> my first thoughts on this were 'how do you tell if the response is genuine?'
it is really very hard to fake a smile. i can usually tell when people are chatting with me out of politeness (their eyes are wandering and they look a bit bored and they aren't really listening). in fact, different facial muscles are activated with genuine smiles and fake smiles. the majority of people aren't deceptive and the majority of people aren't good at being deceptive even if they are trying to be. the majority of people are looking for... moments of mutual attunement methinks.
moments of attunement can be as simple as mutual appreciation of a cup of coffee. a shared smile as a bird takes off. i think it is about finding / discovering things that are mutually satisfying. abstraction really helps because most people enjoy music and the mood altering capacity of it even if they have different tastes in the particular music they find pleasurable. similarly for art and the like. i find moments of attunement in disagreement as people catch me in an inconsistency (which i find perversely delightful) and they encourage me to broaden my thinking. i really do think that people are similar enough to each other for it to be possible for them to find moments of attunement. trouble is... some people resist moments of attunement / emotional connection to others because of their baggage (i tend to avoid them because i'm afraid).

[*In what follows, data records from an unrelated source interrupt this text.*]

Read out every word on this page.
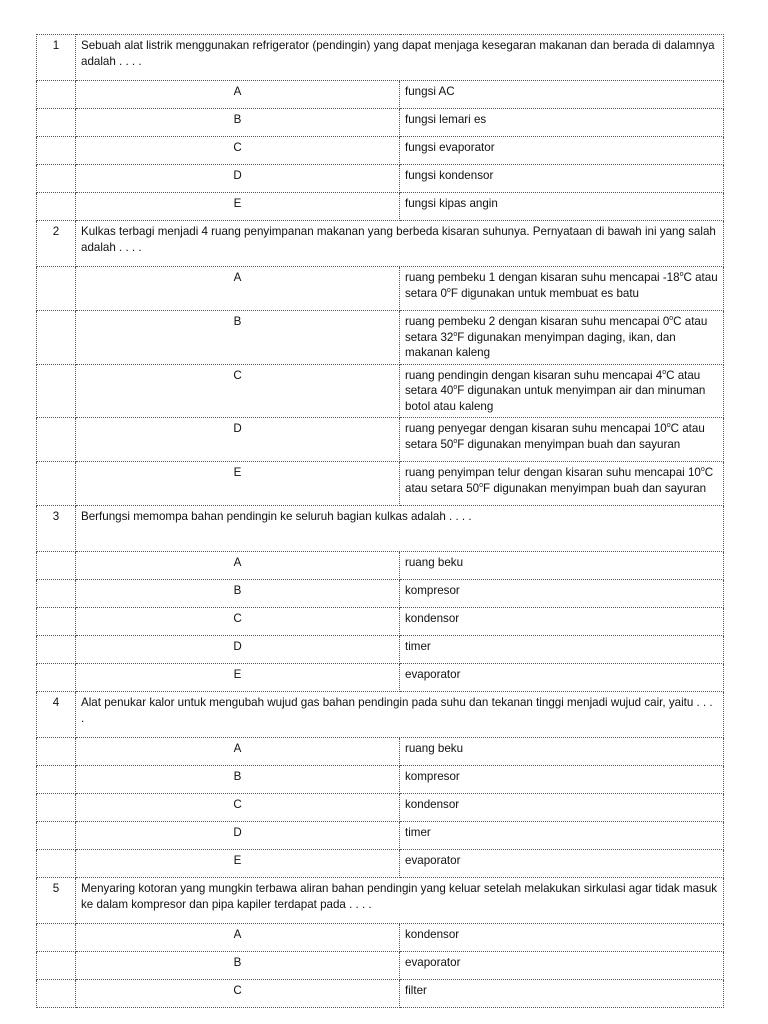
1	Sebuah alat listrik menggunakan refrigerator (pendingin) yang dapat menjaga kesegaran makanan dan berada di dalamnya adalah . . . .	
	A	fungsi AC
	B	fungsi lemari es
	C	fungsi evaporator
	D	fungsi kondensor
	E	fungsi kipas angin
2	Kulkas terbagi menjadi 4 ruang penyimpanan makanan yang berbeda kisaran suhunya. Pernyataan di bawah ini yang salah adalah . . . .	
	A	ruang pembeku 1 dengan kisaran suhu mencapai -18$^o$C atau setara 0$^o$F digunakan untuk membuat es batu
	B	ruang pembeku 2 dengan kisaran suhu mencapai 0$^o$C atau setara 32$^o$F digunakan menyimpan daging, ikan, dan makanan kaleng
	C	ruang pendingin dengan kisaran suhu mencapai 4$^o$C atau setara 40$^o$F digunakan untuk menyimpan air dan minuman botol atau kaleng
	D	ruang penyegar dengan kisaran suhu mencapai 10$^o$C atau setara 50$^o$F digunakan menyimpan buah dan sayuran
	E	ruang penyimpan telur dengan kisaran suhu mencapai 10$^o$C atau setara 50$^o$F digunakan menyimpan buah dan sayuran
3	Berfungsi memompa bahan pendingin ke seluruh bagian kulkas adalah . . . .	
	A	ruang beku
	B	kompresor
	C	kondensor
	D	timer
	E	evaporator
4	Alat penukar kalor untuk mengubah wujud gas bahan pendingin pada suhu dan tekanan tinggi menjadi wujud cair, yaitu . . . .	
	A	ruang beku
	B	kompresor
	C	kondensor
	D	timer
	E	evaporator
5	Menyaring kotoran yang mungkin terbawa aliran bahan pendingin yang keluar setelah melakukan sirkulasi agar tidak masuk ke dalam kompresor dan pipa kapiler terdapat pada . . . .	
	A	kondensor
	B	evaporator
	C	filter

> anyway where was all this going? right so im afraid to reveal an emotion or much of anything because i know i wont get the 'emotional attunement'.

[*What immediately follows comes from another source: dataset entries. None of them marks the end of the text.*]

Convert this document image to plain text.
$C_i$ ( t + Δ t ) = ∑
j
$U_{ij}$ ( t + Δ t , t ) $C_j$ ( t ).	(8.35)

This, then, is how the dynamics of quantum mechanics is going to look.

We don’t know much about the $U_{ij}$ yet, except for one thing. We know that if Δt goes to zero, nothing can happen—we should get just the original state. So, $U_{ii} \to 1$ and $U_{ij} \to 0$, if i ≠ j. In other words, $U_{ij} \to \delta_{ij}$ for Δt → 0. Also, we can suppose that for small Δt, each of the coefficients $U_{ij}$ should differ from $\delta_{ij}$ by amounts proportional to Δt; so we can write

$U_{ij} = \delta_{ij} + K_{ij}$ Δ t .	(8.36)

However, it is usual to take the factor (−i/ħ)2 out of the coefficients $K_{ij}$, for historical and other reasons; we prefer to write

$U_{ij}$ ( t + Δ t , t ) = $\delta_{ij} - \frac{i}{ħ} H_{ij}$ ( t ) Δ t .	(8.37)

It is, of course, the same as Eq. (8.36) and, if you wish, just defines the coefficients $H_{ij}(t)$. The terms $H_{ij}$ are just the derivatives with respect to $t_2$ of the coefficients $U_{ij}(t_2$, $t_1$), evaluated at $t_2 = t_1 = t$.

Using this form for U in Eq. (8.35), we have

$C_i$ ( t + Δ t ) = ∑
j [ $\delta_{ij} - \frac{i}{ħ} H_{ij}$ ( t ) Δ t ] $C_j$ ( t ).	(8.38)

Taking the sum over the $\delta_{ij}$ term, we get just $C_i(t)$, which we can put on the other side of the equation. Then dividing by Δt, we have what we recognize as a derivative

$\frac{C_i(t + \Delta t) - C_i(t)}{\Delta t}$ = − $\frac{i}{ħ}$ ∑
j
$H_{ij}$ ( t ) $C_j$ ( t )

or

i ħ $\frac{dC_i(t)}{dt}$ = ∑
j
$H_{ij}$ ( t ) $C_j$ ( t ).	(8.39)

it can be as simple as a sympathetic smile. like how infants flourish with attuned moments and don't do so well without it adults are the same. people vary in their capacity and willingness to engage in such moments, though. i tend to provoke hostility becasue in a way that feels safer to me. sigh.

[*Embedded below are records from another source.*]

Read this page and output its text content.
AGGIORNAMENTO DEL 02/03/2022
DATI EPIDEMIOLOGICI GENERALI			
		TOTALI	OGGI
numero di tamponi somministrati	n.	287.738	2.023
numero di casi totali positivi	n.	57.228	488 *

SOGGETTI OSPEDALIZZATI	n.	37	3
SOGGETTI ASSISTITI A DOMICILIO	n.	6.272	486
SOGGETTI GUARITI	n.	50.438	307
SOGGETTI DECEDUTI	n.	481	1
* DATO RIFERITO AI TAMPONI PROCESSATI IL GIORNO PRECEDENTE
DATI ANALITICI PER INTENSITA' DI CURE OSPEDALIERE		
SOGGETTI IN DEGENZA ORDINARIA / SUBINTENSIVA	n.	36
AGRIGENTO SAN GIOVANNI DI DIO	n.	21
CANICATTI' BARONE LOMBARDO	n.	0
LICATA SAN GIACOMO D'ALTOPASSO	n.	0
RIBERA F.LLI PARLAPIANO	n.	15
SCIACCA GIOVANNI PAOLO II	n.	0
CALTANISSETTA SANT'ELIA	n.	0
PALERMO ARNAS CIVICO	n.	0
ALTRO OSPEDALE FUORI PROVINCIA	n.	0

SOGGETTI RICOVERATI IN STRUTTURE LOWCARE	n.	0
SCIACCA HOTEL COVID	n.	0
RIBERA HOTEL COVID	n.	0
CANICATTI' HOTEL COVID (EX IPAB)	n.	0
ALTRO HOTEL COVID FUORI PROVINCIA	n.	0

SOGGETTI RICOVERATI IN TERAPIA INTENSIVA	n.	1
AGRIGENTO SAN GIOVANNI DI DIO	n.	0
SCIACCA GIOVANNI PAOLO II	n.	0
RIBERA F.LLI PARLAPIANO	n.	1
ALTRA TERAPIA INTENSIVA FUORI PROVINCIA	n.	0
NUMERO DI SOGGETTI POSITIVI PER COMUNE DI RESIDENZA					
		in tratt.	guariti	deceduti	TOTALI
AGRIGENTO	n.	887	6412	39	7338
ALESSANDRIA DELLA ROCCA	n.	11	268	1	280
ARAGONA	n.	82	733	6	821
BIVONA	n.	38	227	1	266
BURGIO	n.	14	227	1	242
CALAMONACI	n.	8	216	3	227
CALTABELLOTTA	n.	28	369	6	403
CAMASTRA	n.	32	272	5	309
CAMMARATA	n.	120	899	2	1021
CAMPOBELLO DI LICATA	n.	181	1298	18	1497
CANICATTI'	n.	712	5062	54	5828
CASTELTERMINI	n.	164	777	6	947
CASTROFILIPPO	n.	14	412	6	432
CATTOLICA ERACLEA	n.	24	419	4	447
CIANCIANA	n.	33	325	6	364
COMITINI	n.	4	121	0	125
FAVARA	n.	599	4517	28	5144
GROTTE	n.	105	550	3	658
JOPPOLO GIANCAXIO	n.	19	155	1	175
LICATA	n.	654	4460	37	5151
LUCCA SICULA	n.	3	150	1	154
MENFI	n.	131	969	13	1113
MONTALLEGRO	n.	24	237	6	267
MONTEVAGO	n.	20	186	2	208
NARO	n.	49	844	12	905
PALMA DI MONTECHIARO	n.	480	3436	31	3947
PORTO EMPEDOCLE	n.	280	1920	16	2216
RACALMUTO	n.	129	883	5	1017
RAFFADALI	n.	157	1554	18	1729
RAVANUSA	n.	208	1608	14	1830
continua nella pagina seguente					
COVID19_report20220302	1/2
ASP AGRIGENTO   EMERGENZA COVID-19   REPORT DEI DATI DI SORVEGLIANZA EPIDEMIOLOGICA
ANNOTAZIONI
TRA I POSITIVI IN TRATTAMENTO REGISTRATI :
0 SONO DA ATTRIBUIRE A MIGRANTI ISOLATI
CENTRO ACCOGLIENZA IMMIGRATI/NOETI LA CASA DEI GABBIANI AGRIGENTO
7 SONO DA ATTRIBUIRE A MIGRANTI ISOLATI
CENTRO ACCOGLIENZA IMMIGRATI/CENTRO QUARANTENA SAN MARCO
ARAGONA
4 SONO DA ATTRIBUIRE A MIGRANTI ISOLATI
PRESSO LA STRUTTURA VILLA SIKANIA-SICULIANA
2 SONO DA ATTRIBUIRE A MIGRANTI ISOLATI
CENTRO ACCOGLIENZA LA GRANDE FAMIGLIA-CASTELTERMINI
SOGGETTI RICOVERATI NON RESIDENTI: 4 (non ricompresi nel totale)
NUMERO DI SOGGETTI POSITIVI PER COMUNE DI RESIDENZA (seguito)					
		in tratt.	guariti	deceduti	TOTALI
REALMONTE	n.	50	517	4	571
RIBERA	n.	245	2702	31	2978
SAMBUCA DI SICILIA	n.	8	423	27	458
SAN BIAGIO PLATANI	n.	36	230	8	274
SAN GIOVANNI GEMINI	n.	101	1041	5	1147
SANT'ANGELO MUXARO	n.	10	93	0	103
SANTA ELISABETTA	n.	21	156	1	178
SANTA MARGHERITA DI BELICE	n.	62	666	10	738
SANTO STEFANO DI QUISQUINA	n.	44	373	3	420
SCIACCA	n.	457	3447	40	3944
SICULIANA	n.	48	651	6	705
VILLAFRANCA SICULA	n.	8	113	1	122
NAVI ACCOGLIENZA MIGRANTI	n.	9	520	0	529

> so ... am i looking for it from the wrong people?
possibly. or possibly it is about not appreciating the range and scope of possibilities for attunement experiences.
it requires... practice. therapy is supposed to help by providing such experiences (well that is one thought) and then you start to see when you pull away from them... and eventually are able to tolerate them more and get a grasp on why others draw away and appreciate not to take it personally.
> about stepping up the the plate as a friend to this guy i sort of did that already. i sent him several text messages while he was at home for the funeral just saying i was thinking of him, asking how he was coping, saying i was there if he wanted to talk when he came back to college etc. and got polite thank yous to each.
it might be... that he doesn't want to talk about it. i don't know. maybe he is trying to distract himself. i have no idea. (e.g., maybe he isn't so close to this person and feels bad for not feeling very upset about it or maybe he just doesn't want to talk about it). it was nice of you to do that though. maybe... you could send him one more and say that it would be cool if you could catch up sometime if he would like and that he could txt you if he would like to do that. yeah, it is putting yourself out there a little but then the ball will be well and truely in his court.
i haven't really explained the attunement stuff very well...
it isn't so very clear in my own mind.